In my own humble opinion, I would not think it would be the headset that is creaking, rather your handlebars in the stem, or one of your shifters needs to be tightened. The integrated headset should be pretty maintenance and trouble free. If you really think that is it, you may pull the stem/fork out and grease it and make sure it is seated properly, then put everything back together and torque it down properly. I dont know what stem you have, but just make sure everything is snug and torqued properly. 

Cracking sounds aluminum or carbon bikes would freak me out. Figure it out... quickly.


----------



## Tino Chiappelli (Apr 25, 2005)

I would suggest that you have the fork pulled & have the brass inserts that the bearing sit against checked out. 

These are split inserts that sit inside the head tube & are easily taken out. Maybe a bit of grease on them on both sides will do the trick. You shouldn't be having any loud cracking. As the poster above suggested, it may be something other than the frame. Check everything.

If all else fails, call the distributor (Veltec Sports if you're in the US).


----------



## C-40 (Feb 4, 2004)

*simple...*

Your headset is adjusted too loose. Whenever you hit a decent bump, you'll hear a nasty thwack! To properly adjust the integrated headset, loosen the steering tube clamp bolts, then tighten the top cap bolt until there is some additional drag felt as the fork is turned, then back off the top cap bolt 1/8 to 1/4 turn. This will be a lot tighter than a traditional headset is tightened.

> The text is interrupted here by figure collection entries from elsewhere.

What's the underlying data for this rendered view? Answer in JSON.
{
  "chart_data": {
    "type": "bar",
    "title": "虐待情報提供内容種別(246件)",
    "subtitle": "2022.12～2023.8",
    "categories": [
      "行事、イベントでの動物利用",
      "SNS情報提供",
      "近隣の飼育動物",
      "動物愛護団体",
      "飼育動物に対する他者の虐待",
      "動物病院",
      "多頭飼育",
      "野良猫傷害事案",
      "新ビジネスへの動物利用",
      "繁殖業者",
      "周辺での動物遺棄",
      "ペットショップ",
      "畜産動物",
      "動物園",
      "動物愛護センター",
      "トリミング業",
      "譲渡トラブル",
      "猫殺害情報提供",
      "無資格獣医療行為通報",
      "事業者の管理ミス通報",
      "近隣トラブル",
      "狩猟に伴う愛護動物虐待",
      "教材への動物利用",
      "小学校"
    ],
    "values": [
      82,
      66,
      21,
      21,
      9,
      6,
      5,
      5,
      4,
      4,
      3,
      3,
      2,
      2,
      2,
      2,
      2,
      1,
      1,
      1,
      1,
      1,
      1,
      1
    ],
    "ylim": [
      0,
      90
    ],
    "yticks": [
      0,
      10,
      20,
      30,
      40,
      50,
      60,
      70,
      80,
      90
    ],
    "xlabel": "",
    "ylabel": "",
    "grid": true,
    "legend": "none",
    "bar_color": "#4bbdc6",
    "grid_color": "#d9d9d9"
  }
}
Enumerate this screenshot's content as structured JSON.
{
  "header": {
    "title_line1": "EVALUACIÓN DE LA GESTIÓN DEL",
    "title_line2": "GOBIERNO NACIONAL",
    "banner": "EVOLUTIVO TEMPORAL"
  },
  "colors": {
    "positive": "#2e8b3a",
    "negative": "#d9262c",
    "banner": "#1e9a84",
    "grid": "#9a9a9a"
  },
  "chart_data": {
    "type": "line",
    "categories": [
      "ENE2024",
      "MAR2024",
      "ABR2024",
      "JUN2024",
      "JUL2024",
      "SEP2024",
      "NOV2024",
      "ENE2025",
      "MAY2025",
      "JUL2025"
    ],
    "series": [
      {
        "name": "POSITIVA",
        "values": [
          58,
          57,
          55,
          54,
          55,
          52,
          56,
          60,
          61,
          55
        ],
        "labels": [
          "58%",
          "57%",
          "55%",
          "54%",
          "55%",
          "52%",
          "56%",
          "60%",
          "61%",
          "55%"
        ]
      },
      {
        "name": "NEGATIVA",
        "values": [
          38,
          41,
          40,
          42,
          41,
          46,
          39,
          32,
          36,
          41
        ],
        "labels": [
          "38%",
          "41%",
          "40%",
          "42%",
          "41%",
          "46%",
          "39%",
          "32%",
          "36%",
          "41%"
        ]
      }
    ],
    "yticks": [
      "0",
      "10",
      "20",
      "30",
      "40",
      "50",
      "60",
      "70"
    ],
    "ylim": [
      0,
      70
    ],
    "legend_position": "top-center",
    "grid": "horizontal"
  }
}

Do this quickly or you'll ruin the replaceable bearing seats and the bearings.


----------



## High Gear (Mar 9, 2002)

*One thin not mentioned.*

If your using multiple spacers, they could be out of parallel and causing noise too.


----------



## bleckb (Jun 13, 2005)

*I broke two stem face plates . . .*

and each time it sounded as if two slats of wood were being whacked together, hard! The problem was improper washers between the four bolts on the face plate of an Easton EM 90 stem. It's kinda scary finding out three of the four bolts aren' t doing any work, especially after bombing down a hill at 40 mph. Like others have said, be safe and get it checked.


----------



## ico (Feb 6, 2005)

frenchmb said:


> Hi,
> 
> I was wondering if anybody had experienced a loud cracking noise coming the headset of a 555? I'm constantly getting it when climbing and rocking the bike a little. The original dealer said there nothing wrong any thoughts?
> 
> ...


I experienced similar problem on my 585, little cracing noises, then I checked torgue for headset in manual and I was suprised to see that it was 8 Nm. When installed properly with some grase and 8 Nm torgue noise was gone.


----------



## frenchmb (Dec 22, 2004)

Thanks for all your feedback turned out to be the headset not being tightened properly! Finally the store conceded I wasn't mad after leaving it with their mechanic to ride.


----------